Yorktown was Washington’s only decisive victory of the Revolution, but it proved quite adequate. Although the war did not formally conclude until 1783, for all practical purposes the American Revolution ended at Yorktown. Washington, now a national and world hero, became the first president of the United States of America in February 1789. During two terms, he presided over the formation and initial operations of a democratic government and established many of the procedures and traditions that prevail even today. Refusing to run for a third term, Washington retired to Mount Vernon, where he dies on December 14, 1799, at the age of sixty-seven.
While his stature today results more from his role as president than as general, Washington was nevertheless an accomplished military leader. He simultaneously maintained an army in the field against a far superior force, kept a divisive Congress and population satisfied, and solicited military support from other countries.
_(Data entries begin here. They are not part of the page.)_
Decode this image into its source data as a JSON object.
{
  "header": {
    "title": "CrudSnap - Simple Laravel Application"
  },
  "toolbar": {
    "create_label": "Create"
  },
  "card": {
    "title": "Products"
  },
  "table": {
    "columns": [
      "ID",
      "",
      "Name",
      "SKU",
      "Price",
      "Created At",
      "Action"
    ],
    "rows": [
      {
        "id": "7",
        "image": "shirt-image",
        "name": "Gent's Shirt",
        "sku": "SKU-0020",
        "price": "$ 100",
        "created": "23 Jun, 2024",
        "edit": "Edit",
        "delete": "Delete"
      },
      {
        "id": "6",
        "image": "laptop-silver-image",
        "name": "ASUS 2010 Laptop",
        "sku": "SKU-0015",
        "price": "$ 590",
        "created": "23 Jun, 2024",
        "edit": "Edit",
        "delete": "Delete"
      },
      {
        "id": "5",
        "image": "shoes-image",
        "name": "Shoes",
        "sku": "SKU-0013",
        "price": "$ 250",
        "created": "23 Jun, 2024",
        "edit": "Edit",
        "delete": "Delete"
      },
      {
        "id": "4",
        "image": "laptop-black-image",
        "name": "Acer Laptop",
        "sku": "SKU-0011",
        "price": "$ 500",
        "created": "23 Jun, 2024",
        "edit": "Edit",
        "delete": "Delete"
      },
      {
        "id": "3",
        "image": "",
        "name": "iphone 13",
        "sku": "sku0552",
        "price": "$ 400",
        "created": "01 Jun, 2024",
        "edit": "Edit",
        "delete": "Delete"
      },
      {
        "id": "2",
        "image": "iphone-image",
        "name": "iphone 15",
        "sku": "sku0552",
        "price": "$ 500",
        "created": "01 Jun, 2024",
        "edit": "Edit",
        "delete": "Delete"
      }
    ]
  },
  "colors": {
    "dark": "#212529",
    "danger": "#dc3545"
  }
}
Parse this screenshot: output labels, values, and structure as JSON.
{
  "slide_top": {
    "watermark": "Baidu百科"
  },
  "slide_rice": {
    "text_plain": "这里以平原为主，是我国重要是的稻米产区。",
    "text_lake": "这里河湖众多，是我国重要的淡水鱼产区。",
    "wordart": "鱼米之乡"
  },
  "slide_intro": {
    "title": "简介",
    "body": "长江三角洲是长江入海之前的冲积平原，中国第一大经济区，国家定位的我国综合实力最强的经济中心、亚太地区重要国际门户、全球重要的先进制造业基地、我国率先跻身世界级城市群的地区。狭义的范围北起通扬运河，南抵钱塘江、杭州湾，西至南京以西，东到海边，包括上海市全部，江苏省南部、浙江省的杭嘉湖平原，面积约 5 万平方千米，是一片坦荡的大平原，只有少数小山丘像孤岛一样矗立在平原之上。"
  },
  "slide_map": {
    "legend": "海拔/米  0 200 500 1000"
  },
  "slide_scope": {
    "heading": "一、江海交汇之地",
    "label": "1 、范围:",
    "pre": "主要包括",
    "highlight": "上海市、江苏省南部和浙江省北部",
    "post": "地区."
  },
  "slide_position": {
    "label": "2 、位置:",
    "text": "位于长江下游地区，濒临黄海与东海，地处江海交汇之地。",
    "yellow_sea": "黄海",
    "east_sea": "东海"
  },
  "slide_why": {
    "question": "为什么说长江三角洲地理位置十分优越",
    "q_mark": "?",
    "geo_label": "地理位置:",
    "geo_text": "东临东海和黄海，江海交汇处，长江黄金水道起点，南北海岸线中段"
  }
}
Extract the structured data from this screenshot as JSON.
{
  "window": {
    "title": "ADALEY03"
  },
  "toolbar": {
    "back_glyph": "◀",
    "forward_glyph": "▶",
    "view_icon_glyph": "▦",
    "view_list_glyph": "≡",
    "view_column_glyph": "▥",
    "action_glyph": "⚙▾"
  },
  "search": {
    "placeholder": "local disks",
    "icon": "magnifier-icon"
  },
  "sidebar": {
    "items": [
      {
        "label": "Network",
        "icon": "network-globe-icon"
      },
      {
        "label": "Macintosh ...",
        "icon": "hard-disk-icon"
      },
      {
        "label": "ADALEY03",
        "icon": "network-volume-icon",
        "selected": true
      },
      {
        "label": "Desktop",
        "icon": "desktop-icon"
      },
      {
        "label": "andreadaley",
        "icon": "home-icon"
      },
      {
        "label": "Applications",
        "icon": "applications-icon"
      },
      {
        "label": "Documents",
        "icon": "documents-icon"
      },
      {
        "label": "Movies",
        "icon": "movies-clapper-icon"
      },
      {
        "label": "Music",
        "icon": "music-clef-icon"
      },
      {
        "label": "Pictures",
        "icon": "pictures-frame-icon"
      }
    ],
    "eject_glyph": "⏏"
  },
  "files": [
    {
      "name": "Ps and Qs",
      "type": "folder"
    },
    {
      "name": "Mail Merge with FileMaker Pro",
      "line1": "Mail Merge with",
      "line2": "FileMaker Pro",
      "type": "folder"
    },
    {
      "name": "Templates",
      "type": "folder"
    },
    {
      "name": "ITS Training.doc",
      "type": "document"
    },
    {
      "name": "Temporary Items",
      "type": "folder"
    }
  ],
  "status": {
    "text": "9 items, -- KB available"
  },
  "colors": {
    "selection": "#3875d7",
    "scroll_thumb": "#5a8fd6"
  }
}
Although other military leaders such as Napoleon I, Alexander the Great, and Genghis Khan, directly accomplished more on the battlefield, none left a legacy of influence equaling that of George Washington. Without Washington there would have been no Continental Army; without the Continental army there would have been no United States. The American colonies would have remained a part of the British Empire and faced a powerless fate similar to that of other colonies. Washington established the standard for an America that is today the world’s longest-surviving democracy and its single most influential and powerful nation. George Washington more than earned the honored title “Father of His Country.”